De mon point de vue, je considère que l’euthanasie assistée est moralement et socialement acceptable et justifiable. Il est vrai qu’elle va à l’encontre de bien des valeurs et qu’elle est un moyen radical; mais je crois sincèrement que le bonheur des êtres concernés prévaut tout de même sur le respect de la vie.

 En conclusion, jamais je n’exigerais de la part de quiconque de décider à ma place, d’en prendre la responsabilité et de vivre avec une telle décision. Mon choix aura été fait de façon éclairée, soit de décider de mourir avec dignité. Ce que j’accepterais mal, c’est que d’autres m’interdisent ce choix personnel. Je veux donc ce droit de décider de ma vie et de ma mort. Reconnaître ce droit est un acte de respect de ma volonté.

Je ne veux pas être pessimiste, mais je ne crois pas voir cela de mon vivant. Par contre, j’espère que mes arrières arrière petits enfants auront la chance d’avoir ce droit fondamental. Si cela arrive dans le futur, nous pourrons dire que nous y voyons un très grand progrès social et surtout de l’humanisme envers les personnes souffrantes en fin de vie.

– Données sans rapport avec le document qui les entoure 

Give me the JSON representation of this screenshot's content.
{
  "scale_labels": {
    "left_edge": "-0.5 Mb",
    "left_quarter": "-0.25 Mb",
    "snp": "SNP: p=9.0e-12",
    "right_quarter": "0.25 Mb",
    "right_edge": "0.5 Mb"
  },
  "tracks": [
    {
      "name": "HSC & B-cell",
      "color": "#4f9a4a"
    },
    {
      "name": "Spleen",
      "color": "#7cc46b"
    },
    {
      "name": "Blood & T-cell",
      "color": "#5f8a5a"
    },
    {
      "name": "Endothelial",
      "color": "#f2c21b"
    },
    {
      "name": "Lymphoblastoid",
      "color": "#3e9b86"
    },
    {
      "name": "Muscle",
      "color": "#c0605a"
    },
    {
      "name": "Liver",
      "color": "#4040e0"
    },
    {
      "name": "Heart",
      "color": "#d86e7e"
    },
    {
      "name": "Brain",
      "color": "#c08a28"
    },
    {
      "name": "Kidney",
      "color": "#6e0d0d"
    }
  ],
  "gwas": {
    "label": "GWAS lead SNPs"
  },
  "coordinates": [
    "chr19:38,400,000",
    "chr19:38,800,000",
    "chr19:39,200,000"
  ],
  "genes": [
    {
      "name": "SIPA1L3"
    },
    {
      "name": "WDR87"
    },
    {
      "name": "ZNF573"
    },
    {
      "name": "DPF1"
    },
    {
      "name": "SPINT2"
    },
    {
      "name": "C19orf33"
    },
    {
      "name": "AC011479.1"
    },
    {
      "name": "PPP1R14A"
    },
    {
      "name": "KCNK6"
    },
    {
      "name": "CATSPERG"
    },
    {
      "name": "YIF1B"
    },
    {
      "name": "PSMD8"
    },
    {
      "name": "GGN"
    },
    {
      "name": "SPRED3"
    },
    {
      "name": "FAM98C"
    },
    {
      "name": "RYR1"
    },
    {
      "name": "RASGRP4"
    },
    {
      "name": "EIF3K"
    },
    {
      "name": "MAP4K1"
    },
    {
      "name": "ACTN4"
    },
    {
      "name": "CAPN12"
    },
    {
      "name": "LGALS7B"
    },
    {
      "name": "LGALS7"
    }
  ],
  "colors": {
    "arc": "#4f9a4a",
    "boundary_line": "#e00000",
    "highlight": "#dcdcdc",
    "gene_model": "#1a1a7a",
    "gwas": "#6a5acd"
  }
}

Une solution alternative, en attendant, la légalisation par l’État de l’euthanasie assistée, serait d’investir plus dans les soins palliatifs. Ainsi, un jour les personnes auront le choix entre les soins palliatifs ou le suicide assisté.

 

Hélène Lamalice

Étudiante à la maîtrise ÉNAP

Cours ENP-7328

2010-09-26

Commentaires

  • Bien sûr que tout ça est bien reçu Mme la Sansmalice ! Brovo pour avoir osée publié su ce sujet parfopis delicat !
    Prof

  • Votre blogue m'a fait réfléchir à mon propre malaise vis-à-vis cette intellectualisation du débat "mourrir dans la dignité". Votre réflexion ramène bien le débat d'un point de vue personnel. À partir de votre expérience, qui est probablement partagé par un bon nombre de personne, à leur façon, vous en venez à réfléchir sur les souffrances propres de la personne malade. On est plutôt loin des grands débats clinico-religio-administratif ! Une société individualiste a besoin de balises claires. La gestion de ces balises est remise à des professionnels. Cependant, peut-on penser à une co-réflexion sur la mort d'un individu, entre la personne concernée, sa famille et comme vous le suggérez, les professionnels comme consultants. Je ne crois pas que le choix de mourrir doit venir de l'état mais de la dyade entre la personne malade et sa famille. À ce sujet, je crois que nous avons à apprendre de certaines cultures qui prônent le conseil de famille, alors, peut-être, aurons-nous moins besoin de pallier à notre individualisme.